I have gotten some trouble for being white in a black neighborhood, but it was few and far between. I have had friends get mugged in a black neighborhood. Now, this is the point where some people will take one of two different approaches to it. One is to overreact to these sorts of things and become very fearful and paranoid and quickly prejudge regardless of context. The other is to understand the context of the situation and learn from it and move on. It's very human for people to categorize danger, and doing it based on not just skin color, but age, dress style, location, time of day, etc. is second nature to everyone, whatever race (or sex) they are.

When I'm walking down the street at night, and some woman is walking alone towards me, I understand that she will likely be apprehensive of me, given the context of the situation.

Of course, this kind of pre-judging comes at a cost, that being that people can indeed be wrong when they pre-judge. Depending on the situation, and the amount of prejudice used without any sort of context, the cost can be very high indeed, as was the case in Florida. And of course, there is a larger societal cost of prejudice, as history bears out as well.

The issue with categorization and prejudice becomes acute when logic is thrown out the window in favor of fear and paranoia. Obviously, experiencing threatening situations directly can make a person throw logic out the window, and this happens. Many times, though, societal percptions aren't shaped by personal experiences but rather by larger societal narratives (provided by media) that in some ways are much worse than personal experience. I have gotten in trouble for being white in a black neighborhood. Once. I've also walked through black neighborhoods many times with no trouble, and even friendly hellos and smiles. I have other experiences to counter that one. Other people who have little to no experience with other communities at all can only rely on what they see in the news.

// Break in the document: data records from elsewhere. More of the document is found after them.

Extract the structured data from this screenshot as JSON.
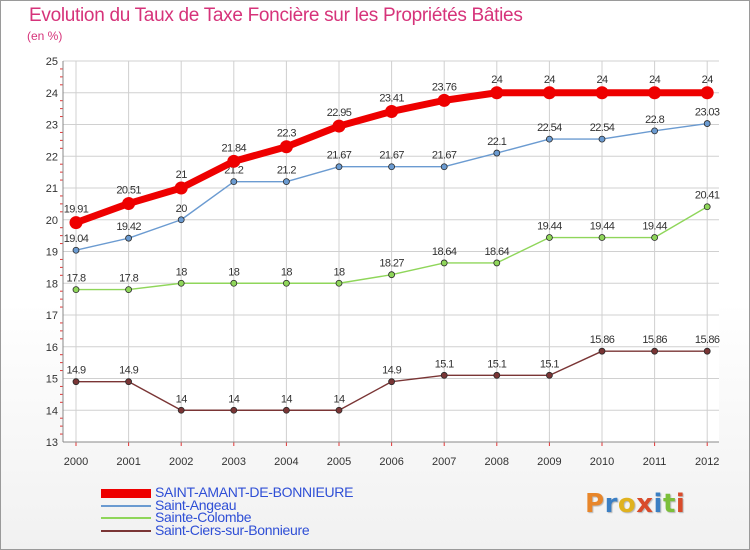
{
  "title": "Evolution du Taux de Taxe Foncière sur les Propriétés Bâties",
  "unit_label": "(en %)",
  "logo": {
    "text": "Proxiti",
    "colors": [
      "#e8862a",
      "#3b7fc4",
      "#e0b21f",
      "#d94b2b",
      "#3b7fc4",
      "#7cbf3a",
      "#d94b2b"
    ]
  },
  "colors": {
    "title": "#d6337a",
    "legend_text": "#2f4fd6",
    "axis_text": "#333333",
    "tick_red": "#e23535"
  },
  "chart_data": {
    "type": "line",
    "title": "Evolution du Taux de Taxe Foncière sur les Propriétés Bâties",
    "ylabel": "(en %)",
    "xlabel": "",
    "x": [
      "2000",
      "2001",
      "2002",
      "2003",
      "2004",
      "2005",
      "2006",
      "2007",
      "2008",
      "2009",
      "2010",
      "2011",
      "2012"
    ],
    "ylim": [
      13,
      25
    ],
    "yticks": [
      "13",
      "14",
      "15",
      "16",
      "17",
      "18",
      "19",
      "20",
      "21",
      "22",
      "23",
      "24",
      "25"
    ],
    "grid": true,
    "legend_position": "bottom-left",
    "series": [
      {
        "name": "SAINT-AMANT-DE-BONNIEURE",
        "color": "#ee0000",
        "values": [
          19.91,
          20.51,
          21,
          21.84,
          22.3,
          22.95,
          23.41,
          23.76,
          24,
          24,
          24,
          24,
          24
        ],
        "labels": [
          "19.91",
          "20.51",
          "21",
          "21.84",
          "22.3",
          "22.95",
          "23.41",
          "23.76",
          "24",
          "24",
          "24",
          "24",
          "24"
        ]
      },
      {
        "name": "Saint-Angeau",
        "color": "#6b9bd1",
        "values": [
          19.04,
          19.42,
          20,
          21.2,
          21.2,
          21.67,
          21.67,
          21.67,
          22.1,
          22.54,
          22.54,
          22.8,
          23.03
        ],
        "labels": [
          "19.04",
          "19.42",
          "20",
          "21.2",
          "21.2",
          "21.67",
          "21.67",
          "21.67",
          "22.1",
          "22.54",
          "22.54",
          "22.8",
          "23.03"
        ]
      },
      {
        "name": "Sainte-Colombe",
        "color": "#8fd65a",
        "values": [
          17.8,
          17.8,
          18,
          18,
          18,
          18,
          18.27,
          18.64,
          18.64,
          19.44,
          19.44,
          19.44,
          20.41
        ],
        "labels": [
          "17.8",
          "17.8",
          "18",
          "18",
          "18",
          "18",
          "18.27",
          "18.64",
          "18.64",
          "19.44",
          "19.44",
          "19.44",
          "20.41"
        ]
      },
      {
        "name": "Saint-Ciers-sur-Bonnieure",
        "color": "#7a3535",
        "values": [
          14.9,
          14.9,
          14,
          14,
          14,
          14,
          14.9,
          15.1,
          15.1,
          15.1,
          15.86,
          15.86,
          15.86
        ],
        "labels": [
          "14.9",
          "14.9",
          "14",
          "14",
          "14",
          "14",
          "14.9",
          "15.1",
          "15.1",
          "15.1",
          "15.86",
          "15.86",
          "15.86"
        ]
      }
    ]
  }
}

And what they see is usually awfully one sided.

Even worse are those politically inclined to an inherently more fearful and paranoid ideology, one that thrives on it actually, and has radio shows that spout it every day. That makes people draw clear distinctions much quicker and much more radically without context. It's an easy, even attractive mindset, because it allows for quick, clear answers to most situations, even if it means little or no accuracy in how a situation is assessed.

I agree...

and so you can imagine for people who have never experienced much prejudice or bigotry towards them, it can be very hard to see or understand their own prejudices. To them, they are simply basing their beliefs on logic. And they are. It's just poor logic. But there are many types of prejudice, and where it may be easier for someone who experiences racial bigotry to understand racial prejudice in themselves more readily and its bad effects, the same may not transfer to bigotry based on religion or sexual orientation.

That is part of the reason people accused of racism will bring up what Zimmerman's parents did. They'll say they themselves are a minority and therefore cannot be racist, which is simply based on a misunderstanding of definitions and some poor logic, or that they have friends of the same race and therefore cannot be racist. It's a logical idea to a degree, if racism is indeed what was going on.

Truth be told, there was probably more at play in Zimmerman's mind than just "black". How old the teen was and the fact that he was a male played a role as well most likely. They are all sorts of prejudice, some are just not thought of as often as others. And it's quite possible that Zimmerman has black friends but is prejudiced towards blacks he doesn't know given the right circumstances. Which is why the whole "but I have friends" defense is seen as disingenuous.